Since their last conversation, he hadn't sought her out again.

 He didn't need to. The message was already out.

 Amina returned to her routine like nothing had happened. Cleaning. Sorting. Keeping her eyes down and her steps quiet. But she could feel the shift—how people were now watching her not because they saw a cleaner, but because they saw something out of place.

 A rumor.

 A threat.

 In the boardroom, two senior partners stood at the window, watching the city blur beneath them.

 "He's distracted," one said.

 "Worse. He's sentimental."

 "This could hurt the firm."

 "No. She could."

 By Thursday, Amina found her supply cart missing.

 She checked every closet. Asked Mariam. No one knew anything.

 "I'll find you another," Mariam said, uneasily. "Maybe… stay off the top floors today."

 Amina understood what wasn't being said.

 Later that day, as Idris prepared for a meeting, his assistant brought in a folder marked Confidential.

 "These were flagged by compliance," she said, her voice too neutral. "Apparently there's concern about recent personnel interactions."

 He flipped through the pages. A list of flagged staff reports. A few notes about inappropriate proximity, scheduling irregularities.

 Amina's name was highlighted. Twice.

 His fingers tightened.

 "This is absurd."

 His assistant didn't flinch. "Perception is everything, sir."

 He dismissed her and stared at the report. For the first time in a long while, he felt cornered. Not by competitors. Not by loss.

 By control.

 By people who feared disruption.

 And they would never say it out loud—but he knew.

 Amina's existence in his world wasn't about impropriety.

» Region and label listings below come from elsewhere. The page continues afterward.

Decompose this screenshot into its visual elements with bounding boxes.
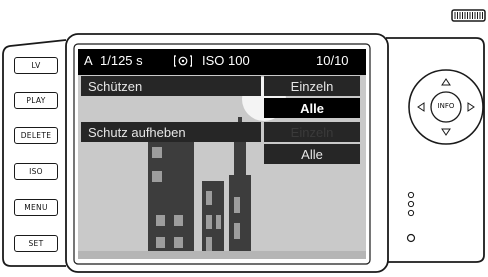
camera-back-illustration: LV PLAY DELETE ISO MENU SET INFO A 1/125… (0, 0, 488, 277)
iso-button[interactable]: ISO (14, 163, 58, 180)
protect-option-single[interactable]: Einzeln (264, 76, 360, 96)
speaker-holes-icon (407, 191, 415, 217)
status-led-icon (406, 233, 416, 243)
iso-value: ISO 100 (202, 53, 250, 68)
image-count: 10/10 (316, 53, 349, 68)
lcd-screen: A 1/125 s ISO 100 10/10 Schützen Einzeln… (78, 49, 366, 259)
unprotect-option-all[interactable]: Alle (264, 144, 360, 164)
metering-icon (174, 55, 192, 67)
play-button[interactable]: PLAY (14, 92, 58, 109)
shutter-speed: 1/125 s (100, 53, 143, 68)
menu-item-unprotect[interactable]: Schutz aufheben (81, 122, 261, 142)
info-button[interactable]: INFO (433, 102, 459, 110)
menu-item-protect[interactable]: Schützen (81, 76, 261, 96)
set-button[interactable]: SET (14, 235, 58, 252)
status-bar: A 1/125 s ISO 100 10/10 (78, 49, 366, 74)
protect-option-all[interactable]: Alle (264, 98, 360, 118)
thumbwheel-icon (451, 9, 486, 22)
exposure-mode: A (84, 53, 93, 68)
menu-button[interactable]: MENU (14, 199, 58, 216)
delete-button[interactable]: DELETE (14, 127, 58, 144)
unprotect-option-single: Einzeln (264, 122, 360, 142)
lv-button[interactable]: LV (14, 57, 58, 74)
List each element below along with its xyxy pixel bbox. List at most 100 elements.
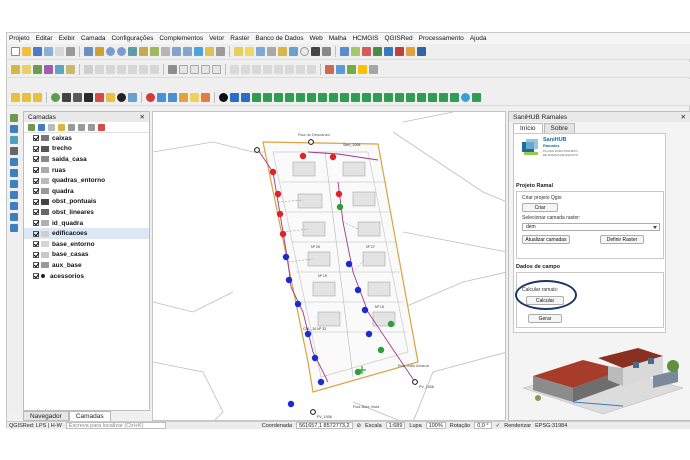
label-style-icon[interactable] — [33, 93, 42, 102]
paste-icon[interactable] — [128, 65, 137, 74]
flow-icon[interactable] — [373, 93, 382, 102]
manhole-red[interactable] — [329, 153, 337, 161]
layer-base-entorno[interactable]: base_entorno — [24, 239, 149, 250]
checkbox[interactable] — [33, 262, 39, 269]
add-vector-layer-icon[interactable] — [168, 65, 177, 74]
add-oracle-icon[interactable] — [10, 202, 18, 210]
render-checkbox[interactable]: ✓ — [496, 423, 501, 429]
open-project-icon[interactable] — [22, 47, 31, 56]
set-raster-button[interactable]: Definir Raster — [600, 235, 644, 244]
manhole-green[interactable] — [336, 203, 344, 211]
help-icon[interactable] — [417, 47, 426, 56]
style-icon[interactable] — [11, 93, 20, 102]
manhole-blue[interactable] — [285, 276, 293, 284]
new-map-view-icon[interactable] — [194, 47, 203, 56]
slope-icon[interactable] — [395, 93, 404, 102]
chart-icon[interactable] — [318, 93, 327, 102]
gps-icon[interactable] — [51, 93, 60, 102]
manhole-red[interactable] — [299, 152, 307, 160]
map-canvas[interactable]: Rua do Descanso Rua João Amaral Rua Bela… — [152, 111, 506, 421]
manhole-red[interactable] — [276, 210, 284, 218]
terminal-point[interactable] — [308, 139, 314, 145]
add-polygon-icon[interactable] — [55, 65, 64, 74]
reshape-icon[interactable] — [296, 65, 305, 74]
add-mssql-icon[interactable] — [10, 191, 18, 199]
checkbox[interactable] — [33, 220, 39, 227]
layer-edificacoes[interactable]: edificacoes — [24, 228, 149, 239]
manhole-blue[interactable] — [317, 378, 325, 386]
measure-icon[interactable] — [300, 47, 309, 56]
add-vector-icon[interactable] — [10, 114, 18, 122]
split-icon[interactable] — [274, 65, 283, 74]
lock-icon[interactable]: ⊘ — [357, 423, 362, 429]
sync-icon[interactable] — [128, 93, 137, 102]
layer-base-casas[interactable]: base_casas — [24, 250, 149, 261]
menu-configuracoes[interactable]: Configurações — [111, 35, 153, 42]
info-icon[interactable] — [117, 93, 126, 102]
checkbox[interactable] — [33, 188, 39, 195]
collapse-all-icon[interactable] — [88, 123, 95, 131]
layer-obst-lineares[interactable]: obst_lineares — [24, 207, 149, 218]
layer-obst-pontuais[interactable]: obst_pontuais — [24, 197, 149, 208]
move-feature-icon[interactable] — [84, 65, 93, 74]
add-postgis-icon[interactable] — [212, 65, 221, 74]
manhole-green[interactable] — [377, 346, 385, 354]
bookmark-icon[interactable] — [205, 47, 214, 56]
menu-qgisred[interactable]: QGISRed — [384, 35, 412, 42]
layer-caixas[interactable]: caixas — [24, 133, 149, 144]
refresh-icon[interactable] — [216, 47, 225, 56]
manhole-red[interactable] — [279, 230, 287, 238]
manhole-blue[interactable] — [287, 400, 295, 408]
pan-to-selection-icon[interactable] — [95, 47, 104, 56]
add-raster-layer-icon[interactable] — [179, 65, 188, 74]
menu-exibir[interactable]: Exibir — [59, 35, 75, 42]
tab-camadas[interactable]: Camadas — [68, 411, 111, 421]
checkbox[interactable] — [33, 167, 39, 174]
manhole-green[interactable] — [387, 320, 395, 328]
check-geometry-icon[interactable] — [84, 93, 93, 102]
depth-icon[interactable] — [384, 93, 393, 102]
terminal-point[interactable] — [310, 409, 316, 415]
create-button[interactable]: Criar — [522, 203, 558, 212]
update-layers-button[interactable]: Atualizar camadas — [522, 235, 570, 244]
zoom-selection-icon[interactable] — [139, 47, 148, 56]
export-icon[interactable] — [168, 93, 177, 102]
checkbox[interactable] — [33, 177, 39, 184]
save-project-icon[interactable] — [33, 47, 42, 56]
manhole-blue[interactable] — [311, 354, 319, 362]
layer-style-icon[interactable] — [22, 93, 31, 102]
folder-icon[interactable] — [190, 93, 199, 102]
add-spatialite-layer-icon[interactable] — [10, 169, 18, 177]
qgisred-icon[interactable] — [384, 47, 393, 56]
close-icon[interactable]: ✕ — [681, 113, 686, 121]
python-console-icon[interactable] — [340, 47, 349, 56]
add-raster-icon[interactable] — [10, 125, 18, 133]
validate-icon[interactable] — [263, 93, 272, 102]
menu-banco-de-dados[interactable]: Banco de Dados — [255, 35, 303, 42]
manhole-blue[interactable] — [361, 306, 369, 314]
zoom-out-icon[interactable] — [117, 47, 126, 56]
layer-acessorios[interactable]: acessorios — [24, 271, 149, 282]
menu-raster[interactable]: Raster — [230, 35, 249, 42]
style-manager-icon[interactable] — [28, 123, 35, 131]
delete-feature-icon[interactable] — [95, 65, 104, 74]
expand-all-icon[interactable] — [78, 123, 85, 131]
menu-processamento[interactable]: Processamento — [419, 35, 464, 42]
dimension-icon[interactable] — [351, 93, 360, 102]
menu-projeto[interactable]: Projeto — [9, 35, 30, 42]
magnifier-field[interactable]: 100% — [425, 422, 446, 429]
menu-vetor[interactable]: Vetor — [209, 35, 224, 42]
plugin-icon[interactable] — [362, 47, 371, 56]
tank-icon[interactable] — [369, 65, 378, 74]
highlight-icon[interactable] — [106, 93, 115, 102]
report-icon[interactable] — [296, 93, 305, 102]
toggle-editing-icon[interactable] — [22, 65, 31, 74]
menu-ajuda[interactable]: Ajuda — [470, 35, 487, 42]
add-geopackage-icon[interactable] — [10, 158, 18, 166]
label-icon[interactable] — [322, 47, 331, 56]
layer-aux-base[interactable]: aux_base — [24, 260, 149, 271]
add-wms-icon[interactable] — [10, 213, 18, 221]
zoom-native-icon[interactable] — [161, 47, 170, 56]
import-icon[interactable] — [179, 93, 188, 102]
copy-icon[interactable] — [117, 65, 126, 74]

It was about discomfort. She didn't fit the frame. And they wanted her gone.

 That night, Amina walked home in silence, her worn shoes aching with every step. She could feel herself shrinking. Not from shame—but from exhaustion.

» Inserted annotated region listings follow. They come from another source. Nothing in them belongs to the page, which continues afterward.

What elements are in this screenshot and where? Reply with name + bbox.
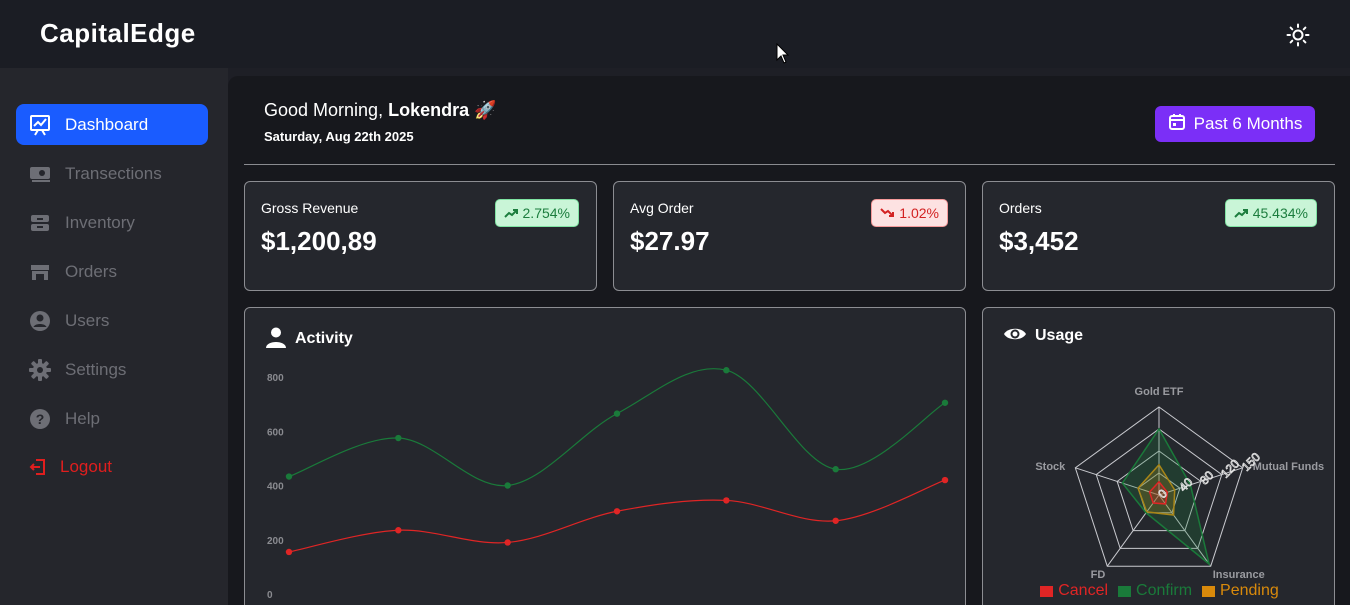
legend-label: Confirm [1136, 582, 1193, 599]
sidebar-item-label: Transections [65, 163, 162, 183]
calendar-icon [1168, 113, 1186, 135]
store-icon [28, 260, 52, 284]
trend-badge: 1.02% [871, 199, 948, 227]
trending-down-icon [880, 207, 895, 219]
stat-card-orders: Orders $3,452 45.434% [982, 181, 1335, 291]
sidebar-item-label: Inventory [65, 212, 135, 232]
radar-axis-label: Insurance [1213, 569, 1265, 581]
stat-title: Orders [999, 200, 1042, 216]
data-point [613, 410, 621, 417]
sidebar-item-label: Help [65, 408, 100, 428]
radar-axis-label: FD [1091, 569, 1106, 581]
data-point [395, 527, 402, 534]
sidebar: Dashboard Transections Inventory Orders … [0, 68, 228, 605]
sidebar-item-label: Users [65, 310, 110, 330]
main-content: Good Morning, Lokendra 🚀 Saturday, Aug 2… [228, 76, 1350, 605]
usage-radar-chart: Gold ETFMutual FundsInsuranceFDStock0 40 8… [1035, 386, 1325, 581]
data-point [285, 548, 293, 556]
brand-logo[interactable]: CapitalEdge [40, 18, 196, 49]
help-icon: ? [28, 407, 52, 431]
top-bar: CapitalEdge [0, 0, 1350, 68]
data-point [832, 517, 839, 524]
activity-card: Activity 0 200 400 600 800 [244, 307, 966, 605]
trend-value: 1.02% [899, 205, 939, 221]
logout-icon [26, 455, 50, 479]
gear-icon [28, 358, 52, 382]
legend-item-pending[interactable]: Pending [1202, 582, 1279, 600]
y-tick-label: 200 [267, 536, 284, 547]
usage-card: Usage Gold ETF Mutual Funds Insurance FD Sto… [982, 307, 1335, 605]
sidebar-item-inventory[interactable]: Inventory [16, 202, 208, 243]
period-label: Past 6 Months [1193, 114, 1303, 133]
trend-value: 2.754% [522, 205, 570, 221]
legend-swatch [1202, 585, 1216, 597]
radar-axis-label: Gold ETF [1135, 386, 1184, 398]
trending-up-icon [503, 207, 518, 219]
series-line-1 [288, 479, 946, 553]
activity-line-chart: 0 200 400 600 800 [267, 367, 949, 601]
data-point [941, 476, 949, 484]
legend-swatch [1118, 585, 1132, 597]
legend-swatch [1040, 585, 1054, 597]
stat-card-gross-revenue: Gross Revenue $1,200,89 2.754% [244, 181, 597, 291]
trend-badge: 2.754% [494, 199, 579, 227]
data-point [395, 434, 402, 442]
greeting: Good Morning, Lokendra 🚀 [264, 100, 497, 121]
user-circle-icon [28, 309, 52, 333]
svg-text:?: ? [36, 411, 45, 427]
data-point [504, 539, 511, 546]
data-point [285, 473, 293, 480]
legend-item-cancel[interactable]: Cancel [1040, 582, 1108, 600]
data-point [941, 399, 949, 406]
stat-title: Gross Revenue [261, 200, 359, 216]
trending-up-icon [1234, 207, 1248, 219]
sidebar-item-label: Settings [65, 359, 127, 379]
data-point [832, 466, 839, 473]
data-point [723, 497, 730, 504]
y-tick-label: 800 [267, 373, 284, 384]
user-name: Lokendra [388, 100, 470, 120]
stat-value: $1,200,89 [261, 226, 377, 256]
y-tick-label: 400 [267, 482, 284, 493]
radar-axis-label: Mutual Funds [1253, 461, 1325, 473]
radar-axis-label: Stock [1035, 461, 1066, 473]
usage-legend: Cancel Confirm Pending [983, 582, 1336, 600]
y-tick-label: 0 [267, 590, 273, 601]
sidebar-item-transections[interactable]: Transections [16, 153, 208, 194]
stat-title: Avg Order [630, 200, 694, 216]
logout-label: Logout [60, 456, 112, 476]
data-point [723, 367, 730, 374]
legend-label: Pending [1220, 582, 1279, 599]
header-divider [244, 164, 1335, 165]
sun-icon[interactable] [1286, 23, 1310, 47]
stat-card-avg-order: Avg Order $27.97 1.02% [613, 181, 966, 291]
radar-tick-label: 120 [1218, 456, 1242, 480]
trend-value: 45.434% [1252, 205, 1308, 221]
series-line-0 [288, 368, 946, 487]
sidebar-item-logout[interactable]: Logout [16, 446, 208, 487]
money-icon [28, 162, 52, 186]
sidebar-item-orders[interactable]: Orders [16, 251, 208, 292]
y-tick-label: 600 [267, 427, 284, 438]
mouse-cursor-icon [776, 42, 790, 65]
legend-item-confirm[interactable]: Confirm [1118, 582, 1192, 600]
greeting-text: Good Morning, [264, 100, 384, 120]
sidebar-item-label: Dashboard [65, 114, 149, 134]
inventory-icon [28, 211, 52, 235]
sidebar-item-users[interactable]: Users [16, 300, 208, 341]
period-select-button[interactable]: Past 6 Months [1155, 106, 1315, 142]
sidebar-item-help[interactable]: ? Help [16, 398, 208, 439]
data-point [613, 508, 621, 515]
sidebar-item-dashboard[interactable]: Dashboard [16, 104, 208, 145]
sidebar-item-settings[interactable]: Settings [16, 349, 208, 390]
legend-label: Cancel [1058, 582, 1109, 599]
chart-board-icon [28, 113, 52, 137]
data-point [504, 482, 511, 489]
current-date: Saturday, Aug 22th 2025 [264, 129, 414, 144]
rocket-emoji: 🚀 [474, 100, 497, 120]
stat-value: $3,452 [999, 226, 1079, 256]
stat-value: $27.97 [630, 226, 710, 256]
trend-badge: 45.434% [1224, 199, 1317, 227]
sidebar-item-label: Orders [65, 261, 117, 281]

 She had done nothing wrong.

 And still, the world seemed eager to punish her for being noticed.

 At the corner shop, she paused. A new dress hung in the window—simple, navy blue. Cheap, but beautiful.

 She thought of the gala.

 Of Idris.

 Of the way her life had split, quietly, into before and after.

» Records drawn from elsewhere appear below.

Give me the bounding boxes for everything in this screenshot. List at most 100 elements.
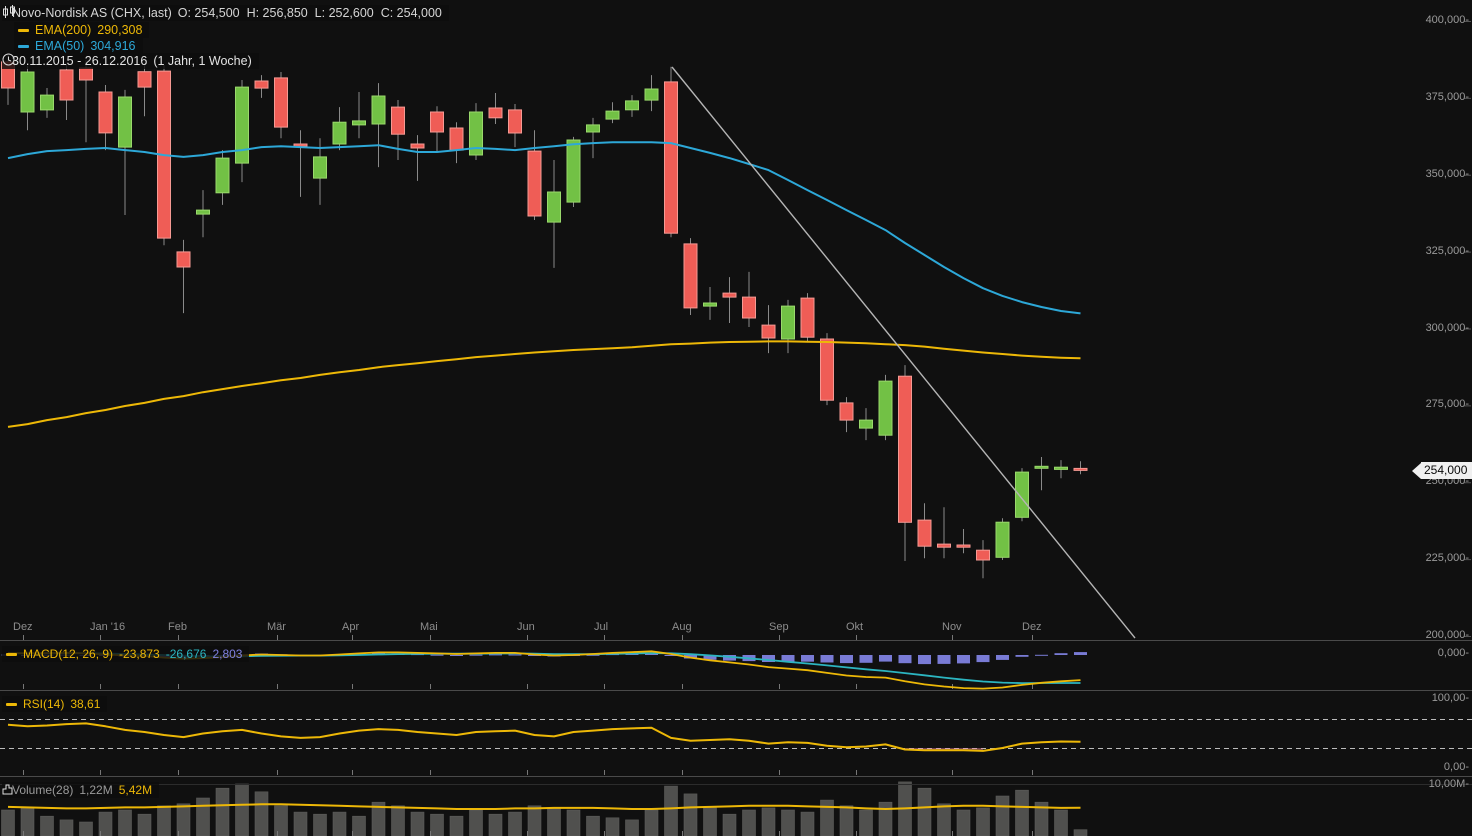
candle-up: [879, 381, 892, 435]
ema50-legend[interactable]: EMA(50) 304,916: [14, 38, 143, 54]
rsi-0-axis-label: 0,00-: [1444, 761, 1469, 773]
candle-down: [957, 545, 970, 547]
price-axis-label: 275,000-: [1426, 398, 1469, 410]
candle-down: [899, 376, 912, 522]
candle-up: [782, 306, 795, 339]
price-tag-arrow-icon: [1412, 463, 1421, 479]
candle-up: [119, 97, 132, 147]
x-axis-label: Aug: [672, 621, 692, 633]
candle-down: [450, 128, 463, 150]
x-axis-label: Mär: [267, 621, 286, 633]
date-range-row[interactable]: 30.11.2015 - 26.12.2016 (1 Jahr, 1 Woche…: [2, 53, 259, 69]
macd-legend[interactable]: MACD(12, 26, 9) -23,873 -26,676 2,803: [2, 646, 249, 662]
candle-up: [704, 303, 717, 306]
candle-up: [567, 140, 580, 202]
x-axis-label: Feb: [168, 621, 187, 633]
candle-down: [411, 144, 424, 148]
candle-up: [645, 89, 658, 100]
price-axis-label: 400,000-: [1426, 14, 1469, 26]
volume-ma-value: 5,42M: [119, 783, 152, 797]
candle-down: [684, 244, 697, 308]
candle-down: [294, 144, 307, 146]
rsi-100-axis-label: 100,00-: [1432, 692, 1469, 704]
panel-dividers: [0, 641, 1472, 785]
candle-down: [177, 252, 190, 267]
candle-up: [333, 122, 346, 144]
candle-down: [723, 293, 736, 297]
candle-up: [548, 192, 561, 222]
ema200-value: 290,308: [97, 23, 142, 37]
candle-down: [801, 298, 814, 337]
candle-up: [860, 420, 873, 428]
candle-down: [977, 550, 990, 560]
ema50-swatch-icon: [18, 45, 29, 48]
candle-up: [606, 111, 619, 119]
instrument-header[interactable]: Novo-Nordisk AS (CHX, last) O: 254,500 H…: [2, 5, 449, 21]
price-axis-label: 375,000-: [1426, 91, 1469, 103]
date-range: 30.11.2015 - 26.12.2016: [12, 54, 147, 68]
ema50-value: 304,916: [90, 39, 135, 53]
volume-legend[interactable]: Volume(28) 1,22M 5,42M: [2, 782, 159, 798]
ema200-legend[interactable]: EMA(200) 290,308: [14, 22, 149, 38]
candle-down: [255, 81, 268, 88]
candle-down: [762, 325, 775, 338]
candle-up: [197, 210, 210, 214]
ema200-line: [8, 341, 1081, 427]
ohlc-readout: O: 254,500 H: 256,850 L: 252,600 C: 254,…: [178, 6, 442, 20]
rsi-legend[interactable]: RSI(14) 38,61: [2, 696, 107, 712]
candle-down: [1074, 468, 1087, 470]
price-axis-label: 300,000-: [1426, 322, 1469, 334]
candle-up: [1055, 467, 1068, 469]
last-price-tag: 254,000: [1412, 462, 1472, 479]
candle-up: [314, 157, 327, 178]
rsi-layer: [0, 720, 1472, 751]
candle-down: [99, 92, 112, 133]
price-chart-canvas[interactable]: [0, 0, 1472, 836]
volume-10m-axis-label: 10,00M-: [1429, 778, 1469, 790]
rsi-swatch-icon: [6, 703, 17, 706]
ema200-swatch-icon: [18, 29, 29, 32]
candle-up: [996, 522, 1009, 557]
x-axis-label: Nov: [942, 621, 962, 633]
macd-zero-axis-label: 0,000-: [1438, 647, 1469, 659]
price-tag-value: 254,000: [1421, 462, 1472, 479]
macd-label: MACD(12, 26, 9): [23, 647, 113, 661]
candle-down: [275, 78, 288, 127]
candle-down: [528, 151, 541, 216]
candle-up: [21, 72, 34, 112]
candle-down: [665, 82, 678, 233]
x-axis-label: Apr: [342, 621, 359, 633]
trendline: [672, 67, 1135, 638]
volume-last-value: 1,22M: [79, 783, 112, 797]
price-axis-label: 350,000-: [1426, 168, 1469, 180]
rsi-value: 38,61: [70, 697, 100, 711]
chart-stage[interactable]: Novo-Nordisk AS (CHX, last) O: 254,500 H…: [0, 0, 1472, 836]
candle-down: [821, 339, 834, 400]
candle-up: [216, 158, 229, 193]
candle-up: [626, 101, 639, 110]
candle-down: [431, 112, 444, 132]
rsi-label: RSI(14): [23, 697, 64, 711]
x-axis-label: Mai: [420, 621, 438, 633]
candle-up: [372, 96, 385, 124]
x-axis-label: Jan '16: [90, 621, 125, 633]
x-axis-label: Jun: [517, 621, 535, 633]
candle-up: [236, 87, 249, 163]
ema200-layer: [8, 341, 1081, 427]
ema50-label: EMA(50): [35, 39, 84, 53]
candle-up: [1016, 472, 1029, 517]
candle-down: [489, 108, 502, 118]
period-label: (1 Jahr, 1 Woche): [153, 54, 251, 68]
trendline-layer: [672, 67, 1135, 638]
x-axis-label: Jul: [594, 621, 608, 633]
x-axis-label: Sep: [769, 621, 789, 633]
candle-down: [392, 107, 405, 134]
candles: [2, 55, 1088, 578]
rsi-line: [8, 723, 1081, 751]
candle-up: [587, 125, 600, 132]
candle-up: [1035, 466, 1048, 468]
x-axis-label: Okt: [846, 621, 863, 633]
candle-down: [918, 520, 931, 546]
macd-hist-value: 2,803: [212, 647, 242, 661]
x-axis-label: Dez: [13, 621, 33, 633]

 And she asked herself a question she hadn't dared voice until now:

 If the world is already turning against me… what exactly do I have left to lose? The sky hung low and gray all day Friday, like a city holding its breath.

 Inside the firm, last-minute preparations buzzed around the upcoming gala. Catering deliveries. Florists. Security checks. Executives pacing hallways with urgent whispers. Idris was everywhere and nowhere—slipping between meetings, barely pausing long enough for anyone to read him. Amina kept to the basement.

 She'd taken Mariam's silent advice seriously. The less they saw her, the less they could twist.

 Still, whispers reached the underground eventually.

 Two admin assistants passed by the loading dock while Amina was checking inventory.

 "You know she's still coming, right?" one said.

 "She has no shame."

 "It's sad, really. Thinking a dress can fix what she is."

 Their laughter echoed down the hall like shattered glass.

 Amina didn't flinch. Not visibly.

 She just folded a stack of towels tighter. Slower.